Posted Nov 20, 2010 9:39 UTC (Sat) by quotemstr (subscriber, #45331) [Link] (3 responses)

Of course you can do things the "right way" by hooking into configuration infrastructure. But the OP's point was that conventional scripts make ad hoc modifications easy. It's perfectly reasonable to create an interim local solution without needing to dive into the details of arcane subsystmes. In theory, you shouldn't need band-aids like sleep(1) invocations, but in practice, the need comes up once in a while. It's better to accommodate that need instead of denying it.

Debugging?

Posted Nov 20, 2010 17:02 UTC (Sat) by foom (subscriber, #14868) [Link] (2 responses)
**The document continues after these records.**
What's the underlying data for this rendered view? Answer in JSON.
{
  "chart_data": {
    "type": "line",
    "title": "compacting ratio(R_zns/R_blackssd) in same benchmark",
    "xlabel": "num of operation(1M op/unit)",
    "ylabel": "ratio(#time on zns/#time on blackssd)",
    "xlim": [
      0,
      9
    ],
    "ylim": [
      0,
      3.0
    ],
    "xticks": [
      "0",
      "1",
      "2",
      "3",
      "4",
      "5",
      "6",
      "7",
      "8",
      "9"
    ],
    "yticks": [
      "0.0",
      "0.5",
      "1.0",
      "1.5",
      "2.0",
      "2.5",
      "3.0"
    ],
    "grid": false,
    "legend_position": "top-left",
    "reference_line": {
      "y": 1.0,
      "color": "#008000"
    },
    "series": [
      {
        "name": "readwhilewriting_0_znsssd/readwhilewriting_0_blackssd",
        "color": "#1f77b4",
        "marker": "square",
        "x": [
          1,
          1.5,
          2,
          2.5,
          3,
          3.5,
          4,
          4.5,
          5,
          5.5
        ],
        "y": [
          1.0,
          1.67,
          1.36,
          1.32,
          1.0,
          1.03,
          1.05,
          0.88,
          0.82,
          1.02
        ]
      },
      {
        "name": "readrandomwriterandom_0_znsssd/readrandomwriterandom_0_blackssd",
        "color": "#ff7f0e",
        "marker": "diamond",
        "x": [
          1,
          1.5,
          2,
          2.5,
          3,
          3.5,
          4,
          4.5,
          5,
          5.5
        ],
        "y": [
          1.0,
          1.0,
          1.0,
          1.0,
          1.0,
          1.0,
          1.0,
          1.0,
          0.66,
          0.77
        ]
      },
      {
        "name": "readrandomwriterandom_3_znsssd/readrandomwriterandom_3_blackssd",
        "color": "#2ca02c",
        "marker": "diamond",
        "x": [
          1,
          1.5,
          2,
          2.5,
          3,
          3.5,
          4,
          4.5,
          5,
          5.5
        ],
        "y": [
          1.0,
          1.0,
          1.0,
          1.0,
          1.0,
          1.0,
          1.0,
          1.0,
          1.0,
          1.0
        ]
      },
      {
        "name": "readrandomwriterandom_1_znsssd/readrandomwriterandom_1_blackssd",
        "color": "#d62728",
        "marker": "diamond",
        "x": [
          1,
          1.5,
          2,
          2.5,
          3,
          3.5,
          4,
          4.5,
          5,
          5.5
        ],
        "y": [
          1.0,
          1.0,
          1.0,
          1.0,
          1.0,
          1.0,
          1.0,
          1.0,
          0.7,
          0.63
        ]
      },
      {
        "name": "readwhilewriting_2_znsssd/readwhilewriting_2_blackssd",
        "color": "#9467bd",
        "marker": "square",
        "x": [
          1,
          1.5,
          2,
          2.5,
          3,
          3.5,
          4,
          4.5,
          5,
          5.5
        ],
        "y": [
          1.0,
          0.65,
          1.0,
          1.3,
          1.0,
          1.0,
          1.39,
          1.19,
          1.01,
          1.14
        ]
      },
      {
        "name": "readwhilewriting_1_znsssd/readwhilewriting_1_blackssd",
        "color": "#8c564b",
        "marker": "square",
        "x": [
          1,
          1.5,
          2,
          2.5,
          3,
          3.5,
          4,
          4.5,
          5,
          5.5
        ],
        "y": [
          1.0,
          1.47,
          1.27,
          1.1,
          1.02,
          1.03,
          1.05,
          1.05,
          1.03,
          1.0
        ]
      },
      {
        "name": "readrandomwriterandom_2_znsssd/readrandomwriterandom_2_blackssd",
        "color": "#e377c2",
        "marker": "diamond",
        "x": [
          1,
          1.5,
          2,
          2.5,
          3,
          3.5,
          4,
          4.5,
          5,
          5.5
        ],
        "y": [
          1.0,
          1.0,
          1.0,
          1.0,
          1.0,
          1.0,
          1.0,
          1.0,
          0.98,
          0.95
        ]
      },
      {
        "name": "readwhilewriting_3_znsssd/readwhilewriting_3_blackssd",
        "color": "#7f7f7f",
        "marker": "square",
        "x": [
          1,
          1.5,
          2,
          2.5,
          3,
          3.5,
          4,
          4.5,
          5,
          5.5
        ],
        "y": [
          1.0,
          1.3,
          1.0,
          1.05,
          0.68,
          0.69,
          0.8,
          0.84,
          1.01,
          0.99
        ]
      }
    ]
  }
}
Most of the reasons I've ever needed to edit a init.d script is because the init.d script sucked, not the thing it was starting. IMO systemd has the potential to eliminate that problem entirely...

Debugging?

Posted Nov 20, 2010 19:51 UTC (Sat) by quotemstr (subscriber, #45331) [Link] (1 responses)

Erm, so your assertion is that systemd will magically lead to bug-free initialization that doesn't need workarounds? "systemd works fine as long as the initialization configuration is perfect" is a rather weak argument.

Debugging?

Posted Nov 21, 2010 4:12 UTC (Sun) by foom (subscriber, #14868) [Link]

No, my point was that most of the problems I've had have been because of all the duplicate crud in init.d shell scripts which have been copied incorrectly while being cargo-culted from program to program. So, my problems won't have a chance to happen, because the description of how to manage a daemon in systemd is so much shorter and harder to screw up.

Obviously it's possible to have other kinds of problems too...If you want to call sleep 1 before starting a daemon there's nothing stopping you from replacing the start command-line with a shell script that calls sleep 1 before starting the daemon. Even in systemd that should work...

Debugging?

Posted Nov 19, 2010 18:09 UTC (Fri) by mezcalero (subscriber, #45103) [Link]

Let's not forget that with systemd.confirm_spawn=1 on the kernel cmdline you can enforee an interactive boot where spawning of every process needs to be OK'eyed by the user. Also, after boot you can introspect what exactly happened to a service that failed by typing "systemctl status foobar.service". It will automatically record exit code/signal and timestamp. Also, by default all system services are redirected to syslog.